過去を視る代償
「おはよう!甲斐くん。起きて!!」
軽やかな声とともに体が揺さぶられて、俺は目覚めた。
目の前には沙耶さんの顔。
なかなかあり得ない状況である。
当然、飛び起きるかたちで一気に目覚める。
「さ、沙耶さん?なんで?」
「待ちきれなくって!!今日も新崎さん呼んだの。準備しよ?」
新崎さんが、くる?
昨日の今日で?
それは、沙耶さんなりの死刑執行、的なやつだろうか?
「ちなみに、新崎さんは、何をしに?」
沙耶さんはエンジェルスマイルで告げた。
「甲斐くんに、用事かな?」
終わった・・。
ルーティーンてすごい。
俺はほぼ意識を失いながらも、事務所を開けるための一連の仕事はきっちりとこなしていたらしい。

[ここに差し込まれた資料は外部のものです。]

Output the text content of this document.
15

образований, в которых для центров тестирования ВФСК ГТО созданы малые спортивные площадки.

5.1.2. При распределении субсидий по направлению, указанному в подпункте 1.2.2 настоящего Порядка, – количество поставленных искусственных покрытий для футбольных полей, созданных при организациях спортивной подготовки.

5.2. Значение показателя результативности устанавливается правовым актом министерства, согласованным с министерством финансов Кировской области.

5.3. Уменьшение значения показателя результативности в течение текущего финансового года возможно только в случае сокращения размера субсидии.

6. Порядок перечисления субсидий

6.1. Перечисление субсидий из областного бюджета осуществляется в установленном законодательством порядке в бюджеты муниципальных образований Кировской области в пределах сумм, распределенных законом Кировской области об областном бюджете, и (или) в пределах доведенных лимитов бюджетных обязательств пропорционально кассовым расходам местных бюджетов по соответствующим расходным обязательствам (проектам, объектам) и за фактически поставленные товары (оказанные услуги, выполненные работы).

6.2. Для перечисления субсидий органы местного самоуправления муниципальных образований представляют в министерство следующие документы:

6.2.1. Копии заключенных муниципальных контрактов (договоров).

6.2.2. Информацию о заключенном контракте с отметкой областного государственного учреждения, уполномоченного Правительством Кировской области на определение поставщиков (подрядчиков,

新崎さんは、デジャブかと思うくらいぴったりに、昨日と同じ時間にやってきた。
「なあ、正直に話しちまえよ。お前、沙耶に何した?」
新崎さんは、俺の胸ぐらをやんわりつかみ、凄む。
言ったらあの世いきだ。だが、言わなくても、何となく近いところまでは行きそう。
「部屋に入ったのは謝ります。寝言に聞こえないくらい助けを求める声だったので!」
「で?」
「起こした方がいいと思って、できることはいろいろ・・何がヒットしたかは分からなくて。」
新崎さんは、探るように俺の目を覗き込んだが、ふいっと目をそらした。
目より、この手を離していただきたい。
「新崎さん?何かありましたか?」
沙耶さんの声で、やっと俺は解放された。
「甲斐くん。今日は、一緒にいてほしいの。」
沙耶さんに上目遣いで頼まれて、ノーと言える俺ではない。
かくして、俺は、なぜか新崎さんと、沙耶さんの仕事の話に、参加することとなったのである。
「私、記憶が視えるの。」
唐突に、沙耶さんは言った。
そして、俺をじっと見た。
新崎さんも、沙耶さんも、俺を観察している。
それは、分かったが、正解の反応が分からない。
「あまり驚かねえな。」
戸惑っていると、新崎さんが低く言う。
「いや、驚いてますよ。」
俺は慌てて言った。
嘘ではない。俺は心底驚いていた。あり得ない符合に。
「信じる?」
沙耶さんが、こちらを伺う。
「もう少し、詳しく聞かせてもらいたいです。」
もし、本当なら。俺は償いの機会を得ることになるかもしれない。
「お前、沙耶を本当に起こしたんだな。」
新崎さんは、信じられないといった顔で言った。
「それは、保証する。甲斐くんは、私を起こせる。」
沙耶さんが、噛み締めるように、言いきる。
「俺も、この目で確認してからだ。」
新崎さんは、探るように言った。
だが、なんだか異様な状況に、聞かずにはおれない。
「あのー。夢から覚めるって、そんなに特殊なんですか?」
新崎さんはぎろりとにらむ。
「沙耶は、自力では目覚められない。」
・・へ?
「そもそも、お前を雇ったのも、その仕事をさせるためだろうか。」
・・が、って言われましても。
「そういう代償らしいわ。私の場合。」
沙耶さんが静かに言う。
沙耶さんによると。
その力は、相手が自我を手放しているときにしか使えず、そのほとんどは眠っているときだ。
力を使うと、対象が起きるまで解放されない。
そして。
自分が眠ると、自分の記憶を視ることになってしまうのだという。
「自分の時は、そこまで強くは囚われない。だから、一区切りの時にきっかけがあれば、目覚められるの。」
俺が朝、沙耶さんが起きるまでノックする決まりは、いつくるか分からないタイミングに、ちゃんときっかけを作るため、というわけだ。
「え?でも、起こさなくても起きてる日は?」
「その日は大抵、新崎さんのメールが起こしてるの。」
かなり、いいタイミングらしい。
「だから、昨夜みたいに夢の途中に強制的に起きることは、絶対にないの。」
だから、あんなに反応していたのか。
「・・次の対象は、目覚めないかもしれない。」
「次の対象?」
「探し物の重要な手がかりが得られるかも知れない老夫人だ。」
沙耶さんの言葉を聞き返すと、新崎さんが代わりに答える。
沙耶さんが過去の記憶を視るためには、相手が自我を手放していなければならない。つまり、その老夫人は。